La négation de cette négation culmine dans l'oubli de ce qui a été et continue d'être, même sous sa forme niée. "Le plus grand philosophe depuis les Grecs" a renié ses ascendances juives. Il y a là une trace à suivre : décrire la métaphysique allemande comme expurgée, à l'origine, de tout judaïsme. La purification en cours n'est pas son affaire. Elle est seconde, parce qu'en fantasme, elle a déjà eu lieu.

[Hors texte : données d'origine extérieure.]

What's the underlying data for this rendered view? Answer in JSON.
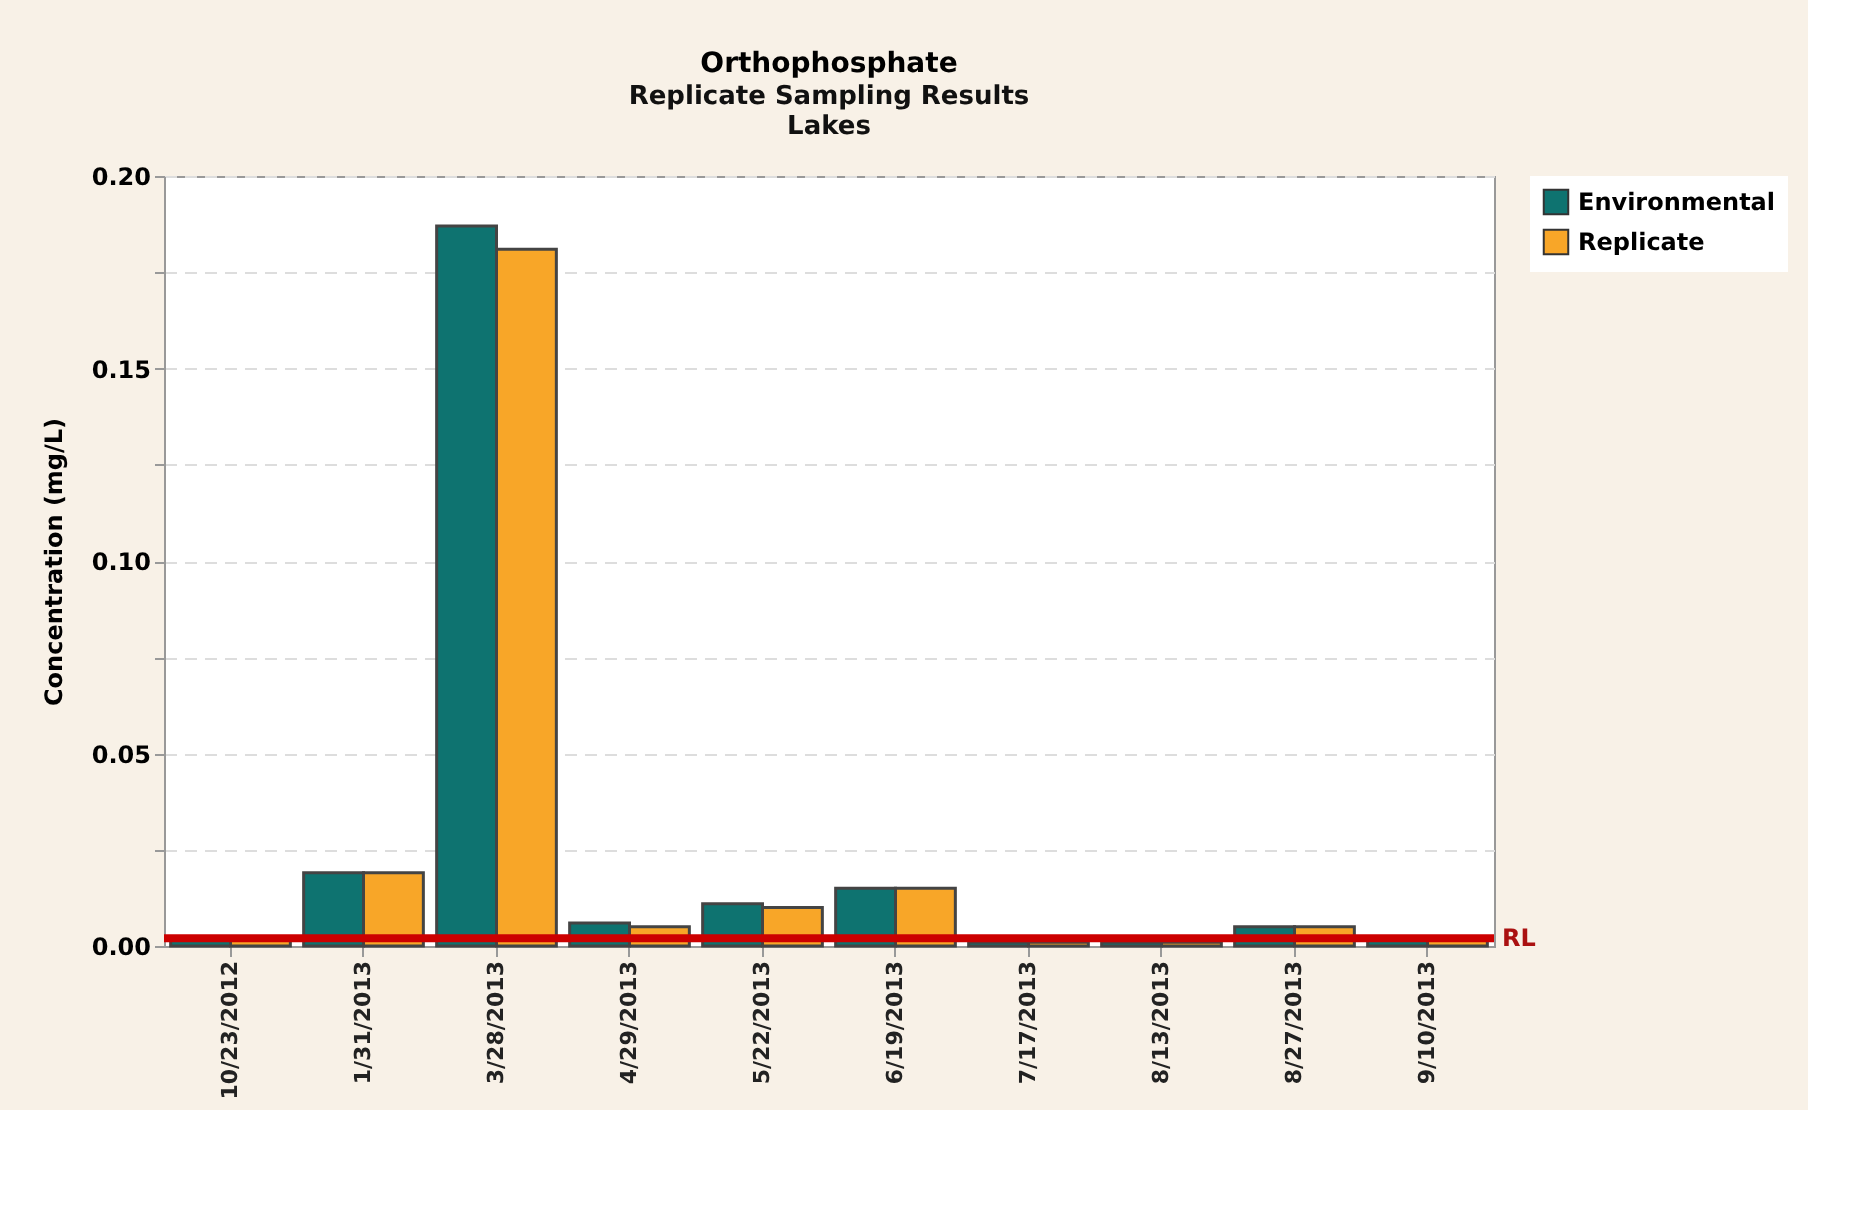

Dès lors Heidegger ouvre la boîte de Pandore : l'affirmation d'un monde originaire européen comme "ajuif" (inversion temporelle du "judenrein" nazi) que l'antisémite peut reprendre à son compte, sans s'avouer son antisémitisme. Sans s'être donné cette tâche à accomplir, il trouble le jeu de l'anti-antisémitisme, en y introduisant un nouveau cheval de Troie.

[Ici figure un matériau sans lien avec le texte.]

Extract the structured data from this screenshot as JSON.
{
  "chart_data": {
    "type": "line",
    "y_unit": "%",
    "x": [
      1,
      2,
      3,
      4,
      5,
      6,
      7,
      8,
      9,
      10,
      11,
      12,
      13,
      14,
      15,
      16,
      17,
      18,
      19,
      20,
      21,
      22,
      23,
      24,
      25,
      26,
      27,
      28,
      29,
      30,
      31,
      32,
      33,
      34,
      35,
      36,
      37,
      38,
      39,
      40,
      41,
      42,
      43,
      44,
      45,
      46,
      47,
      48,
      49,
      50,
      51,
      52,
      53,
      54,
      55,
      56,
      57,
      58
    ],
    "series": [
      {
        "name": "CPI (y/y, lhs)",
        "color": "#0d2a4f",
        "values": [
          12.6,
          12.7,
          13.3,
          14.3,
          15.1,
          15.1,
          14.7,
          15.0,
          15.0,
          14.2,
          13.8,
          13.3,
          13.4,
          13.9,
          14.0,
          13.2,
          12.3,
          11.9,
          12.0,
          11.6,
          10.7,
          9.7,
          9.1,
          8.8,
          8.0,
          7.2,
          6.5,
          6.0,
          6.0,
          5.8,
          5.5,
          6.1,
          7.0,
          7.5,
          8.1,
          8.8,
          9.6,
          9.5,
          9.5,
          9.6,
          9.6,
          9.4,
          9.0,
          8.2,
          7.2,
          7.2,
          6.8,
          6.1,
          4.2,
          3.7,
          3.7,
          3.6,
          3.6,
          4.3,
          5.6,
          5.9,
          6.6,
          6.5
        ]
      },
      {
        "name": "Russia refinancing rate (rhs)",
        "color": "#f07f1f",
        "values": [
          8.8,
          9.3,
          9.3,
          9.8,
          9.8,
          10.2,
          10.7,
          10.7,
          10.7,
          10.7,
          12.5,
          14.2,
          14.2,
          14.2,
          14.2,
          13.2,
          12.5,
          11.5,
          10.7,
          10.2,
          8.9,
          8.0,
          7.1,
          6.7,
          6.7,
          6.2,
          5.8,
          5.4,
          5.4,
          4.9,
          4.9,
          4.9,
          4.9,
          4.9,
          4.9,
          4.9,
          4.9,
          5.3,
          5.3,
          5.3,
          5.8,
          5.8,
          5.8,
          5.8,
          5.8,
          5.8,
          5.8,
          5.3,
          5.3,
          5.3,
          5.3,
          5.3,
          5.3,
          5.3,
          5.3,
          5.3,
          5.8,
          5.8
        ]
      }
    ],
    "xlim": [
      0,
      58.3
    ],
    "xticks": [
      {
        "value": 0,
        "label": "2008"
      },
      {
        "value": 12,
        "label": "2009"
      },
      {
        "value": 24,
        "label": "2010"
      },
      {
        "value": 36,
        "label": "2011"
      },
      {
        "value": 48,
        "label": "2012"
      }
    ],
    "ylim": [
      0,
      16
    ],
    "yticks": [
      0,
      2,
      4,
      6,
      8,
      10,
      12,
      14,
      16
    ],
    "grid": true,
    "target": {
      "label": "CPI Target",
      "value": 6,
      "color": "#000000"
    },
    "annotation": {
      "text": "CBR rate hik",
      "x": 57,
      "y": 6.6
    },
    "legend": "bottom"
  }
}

Avec Heidegger, l'anti-antisémitisme devient le vecteur de l'avenir anti"sémite" de l'Europe. Le philosophe Jacques Derrida semble l'avoir compris qui souligne, un moment, le dévoilement de la forclusion du sens du mot hébraïque "ruah" (souffle, esprit) par la pensée heidegerienne, mais non sans avoir auparavant amorti le trait de sa démonstration, en faisant précéder son argument métaphysique d'un argument moral curieux qui introduit une hiérarchie du "pire" dans l'évaluation du silence de Heidegger pendant et après la Shoah.

Ainsi la césure de l'annulation rétroactive demeure. Derrida en fut si conscient qu'il tenta l'alliance désespérée de Heidegger et de Freud."

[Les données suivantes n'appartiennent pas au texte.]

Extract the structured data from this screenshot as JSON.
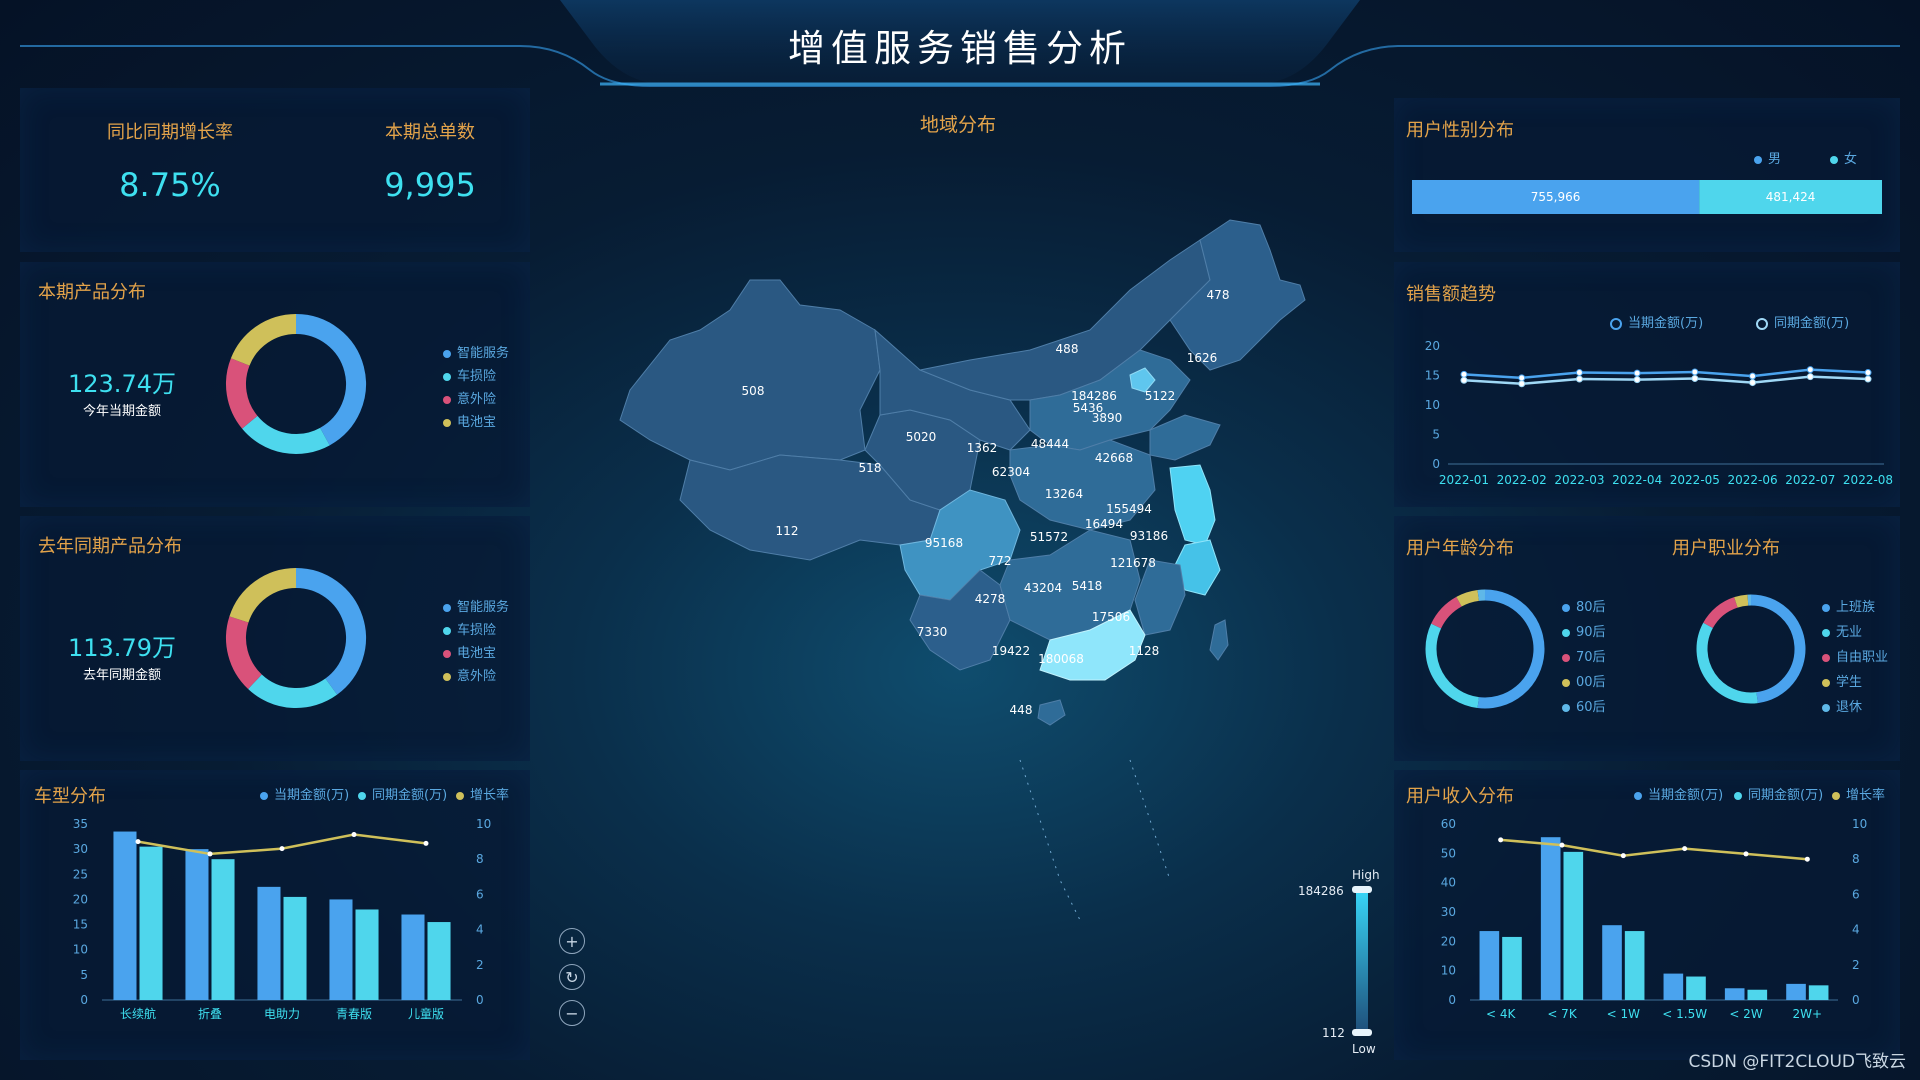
{
  "page": {
    "title": "增值服务销售分析",
    "watermark": "CSDN @FIT2CLOUD飞致云"
  },
  "kpi": [
    {
      "label": "同比同期增长率",
      "value": "8.75%"
    },
    {
      "label": "本期总单数",
      "value": "9,995"
    }
  ],
  "product_current": {
    "title": "本期产品分布",
    "value": "123.74万",
    "sub": "今年当期金额",
    "legend": [
      {
        "name": "智能服务",
        "color": "#4aa3ee"
      },
      {
        "name": "车损险",
        "color": "#4fd6ec"
      },
      {
        "name": "意外险",
        "color": "#d9527a"
      },
      {
        "name": "电池宝",
        "color": "#cfc05a"
      }
    ]
  },
  "product_last": {
    "title": "去年同期产品分布",
    "value": "113.79万",
    "sub": "去年同期金额",
    "legend": [
      {
        "name": "智能服务",
        "color": "#4aa3ee"
      },
      {
        "name": "车损险",
        "color": "#4fd6ec"
      },
      {
        "name": "电池宝",
        "color": "#d9527a"
      },
      {
        "name": "意外险",
        "color": "#cfc05a"
      }
    ]
  },
  "map": {
    "title": "地域分布",
    "legend_high_label": "High",
    "legend_low_label": "Low",
    "legend_max": "184286",
    "legend_min": "112",
    "controls": [
      {
        "name": "zoom-in",
        "glyph": "+"
      },
      {
        "name": "reset",
        "glyph": "↻"
      },
      {
        "name": "zoom-out",
        "glyph": "−"
      }
    ],
    "region_labels": [
      "508",
      "112",
      "518",
      "5020",
      "1362",
      "62304",
      "48444",
      "488",
      "478",
      "1626",
      "5122",
      "184286",
      "5436",
      "3890",
      "42668",
      "13264",
      "155494",
      "16494",
      "93186",
      "51572",
      "95168",
      "772",
      "4278",
      "43204",
      "5418",
      "121678",
      "17506",
      "7330",
      "19422",
      "180068",
      "1128",
      "448"
    ]
  },
  "gender": {
    "title": "用户性别分布",
    "legend": [
      {
        "name": "男",
        "color": "#4aa3ee"
      },
      {
        "name": "女",
        "color": "#4fd6ec"
      }
    ]
  },
  "sales_trend": {
    "title": "销售额趋势",
    "legend": [
      {
        "name": "当期金额(万)",
        "color": "#4aa3ee"
      },
      {
        "name": "同期金额(万)",
        "color": "#9fd8f6"
      }
    ]
  },
  "age": {
    "title": "用户年龄分布",
    "legend": [
      {
        "name": "80后",
        "color": "#4aa3ee"
      },
      {
        "name": "90后",
        "color": "#4fd6ec"
      },
      {
        "name": "70后",
        "color": "#d9527a"
      },
      {
        "name": "00后",
        "color": "#cfc05a"
      },
      {
        "name": "60后",
        "color": "#5fb8e8"
      }
    ]
  },
  "occupation": {
    "title": "用户职业分布",
    "legend": [
      {
        "name": "上班族",
        "color": "#4aa3ee"
      },
      {
        "name": "无业",
        "color": "#4fd6ec"
      },
      {
        "name": "自由职业",
        "color": "#d9527a"
      },
      {
        "name": "学生",
        "color": "#cfc05a"
      },
      {
        "name": "退休",
        "color": "#5fb8e8"
      }
    ]
  },
  "vehicle": {
    "title": "车型分布",
    "legend": [
      {
        "name": "当期金额(万)",
        "color": "#4aa3ee"
      },
      {
        "name": "同期金额(万)",
        "color": "#4fd6ec"
      },
      {
        "name": "增长率",
        "color": "#cfc05a"
      }
    ]
  },
  "income": {
    "title": "用户收入分布",
    "legend": [
      {
        "name": "当期金额(万)",
        "color": "#4aa3ee"
      },
      {
        "name": "同期金额(万)",
        "color": "#4fd6ec"
      },
      {
        "name": "增长率",
        "color": "#cfc05a"
      }
    ]
  },
  "chart_data": [
    {
      "id": "product_current",
      "type": "pie",
      "donut": true,
      "slices": [
        {
          "name": "智能服务",
          "value": 42,
          "color": "#4aa3ee"
        },
        {
          "name": "车损险",
          "value": 22,
          "color": "#4fd6ec"
        },
        {
          "name": "意外险",
          "value": 17,
          "color": "#d9527a"
        },
        {
          "name": "电池宝",
          "value": 19,
          "color": "#cfc05a"
        }
      ]
    },
    {
      "id": "product_last",
      "type": "pie",
      "donut": true,
      "slices": [
        {
          "name": "智能服务",
          "value": 40,
          "color": "#4aa3ee"
        },
        {
          "name": "车损险",
          "value": 22,
          "color": "#4fd6ec"
        },
        {
          "name": "电池宝",
          "value": 18,
          "color": "#d9527a"
        },
        {
          "name": "意外险",
          "value": 20,
          "color": "#cfc05a"
        }
      ]
    },
    {
      "id": "gender",
      "type": "bar",
      "stacked": true,
      "orientation": "horizontal",
      "series": [
        {
          "name": "男",
          "value": 755966,
          "label": "755,966",
          "color": "#4aa3ee"
        },
        {
          "name": "女",
          "value": 481424,
          "label": "481,424",
          "color": "#4fd6ec"
        }
      ]
    },
    {
      "id": "sales_trend",
      "type": "line",
      "x": [
        "2022-01",
        "2022-02",
        "2022-03",
        "2022-04",
        "2022-05",
        "2022-06",
        "2022-07",
        "2022-08"
      ],
      "ylim": [
        0,
        20
      ],
      "yticks": [
        0,
        5,
        10,
        15,
        20
      ],
      "series": [
        {
          "name": "当期金额(万)",
          "values": [
            15.2,
            14.6,
            15.5,
            15.4,
            15.6,
            14.9,
            16.0,
            15.5
          ],
          "color": "#4aa3ee"
        },
        {
          "name": "同期金额(万)",
          "values": [
            14.2,
            13.6,
            14.4,
            14.3,
            14.5,
            13.8,
            14.8,
            14.4
          ],
          "color": "#9fd8f6"
        }
      ]
    },
    {
      "id": "age",
      "type": "pie",
      "donut": true,
      "slices": [
        {
          "name": "80后",
          "value": 52,
          "color": "#4aa3ee"
        },
        {
          "name": "90后",
          "value": 30,
          "color": "#4fd6ec"
        },
        {
          "name": "70后",
          "value": 10,
          "color": "#d9527a"
        },
        {
          "name": "00后",
          "value": 6,
          "color": "#cfc05a"
        },
        {
          "name": "60后",
          "value": 2,
          "color": "#5fb8e8"
        }
      ]
    },
    {
      "id": "occupation",
      "type": "pie",
      "donut": true,
      "slices": [
        {
          "name": "上班族",
          "value": 48,
          "color": "#4aa3ee"
        },
        {
          "name": "无业",
          "value": 35,
          "color": "#4fd6ec"
        },
        {
          "name": "自由职业",
          "value": 12,
          "color": "#d9527a"
        },
        {
          "name": "学生",
          "value": 4,
          "color": "#cfc05a"
        },
        {
          "name": "退休",
          "value": 1,
          "color": "#5fb8e8"
        }
      ]
    },
    {
      "id": "vehicle",
      "type": "bar",
      "categories": [
        "长续航",
        "折叠",
        "电助力",
        "青春版",
        "儿童版"
      ],
      "ylim": [
        0,
        35
      ],
      "yticks": [
        0,
        5,
        10,
        15,
        20,
        25,
        30,
        35
      ],
      "y2lim": [
        0,
        10
      ],
      "y2ticks": [
        0,
        2,
        4,
        6,
        8,
        10
      ],
      "series": [
        {
          "name": "当期金额(万)",
          "values": [
            33.5,
            30,
            22.5,
            20,
            17
          ],
          "color": "#4aa3ee",
          "axis": "left"
        },
        {
          "name": "同期金额(万)",
          "values": [
            30.5,
            28,
            20.5,
            18,
            15.5
          ],
          "color": "#4fd6ec",
          "axis": "left"
        },
        {
          "name": "增长率",
          "type": "line",
          "values": [
            9.0,
            8.3,
            8.6,
            9.4,
            8.9
          ],
          "color": "#cfc05a",
          "axis": "right"
        }
      ]
    },
    {
      "id": "income",
      "type": "bar",
      "categories": [
        "< 4K",
        "< 7K",
        "< 1W",
        "< 1.5W",
        "< 2W",
        "2W+"
      ],
      "ylim": [
        0,
        60
      ],
      "yticks": [
        0,
        10,
        20,
        30,
        40,
        50,
        60
      ],
      "y2lim": [
        0,
        10
      ],
      "y2ticks": [
        0,
        2,
        4,
        6,
        8,
        10
      ],
      "series": [
        {
          "name": "当期金额(万)",
          "values": [
            23.5,
            55.5,
            25.5,
            9,
            4,
            5.5
          ],
          "color": "#4aa3ee",
          "axis": "left"
        },
        {
          "name": "同期金额(万)",
          "values": [
            21.5,
            50.5,
            23.5,
            8,
            3.5,
            5
          ],
          "color": "#4fd6ec",
          "axis": "left"
        },
        {
          "name": "增长率",
          "type": "line",
          "values": [
            9.1,
            8.8,
            8.2,
            8.6,
            8.3,
            8.0
          ],
          "color": "#cfc05a",
          "axis": "right"
        }
      ]
    }
  ]
}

(Gérard Huber, Guérir de l'antisémitisme, Pour sortir de la condition post-nazie, aux éditions Le serpent à Plumes)

NB : Jacques Derrida cherche à tout prix à "sauver" la pensée de Heidegger à laquelle il doit deux concepts fondamentaux : le concept de "différAnce" (chez Heidegger : la différence ou le "pli" de l'Être et de l'étant) et la "déconstruction" ("déconstruction" ou "désobstruction", chez Heidegger, de la métaphysique occidentale) ; cette filiation "oedipienne" lui interdit d'aller plus avant dans le questionnement sur l'antisémitisme de Heidegger (forclusion du soupçon quant au Père), non par racialisme, mais par forclusion du judaïsme et assignation de l'origine de la pensée européenne à ses seules racines helléniques.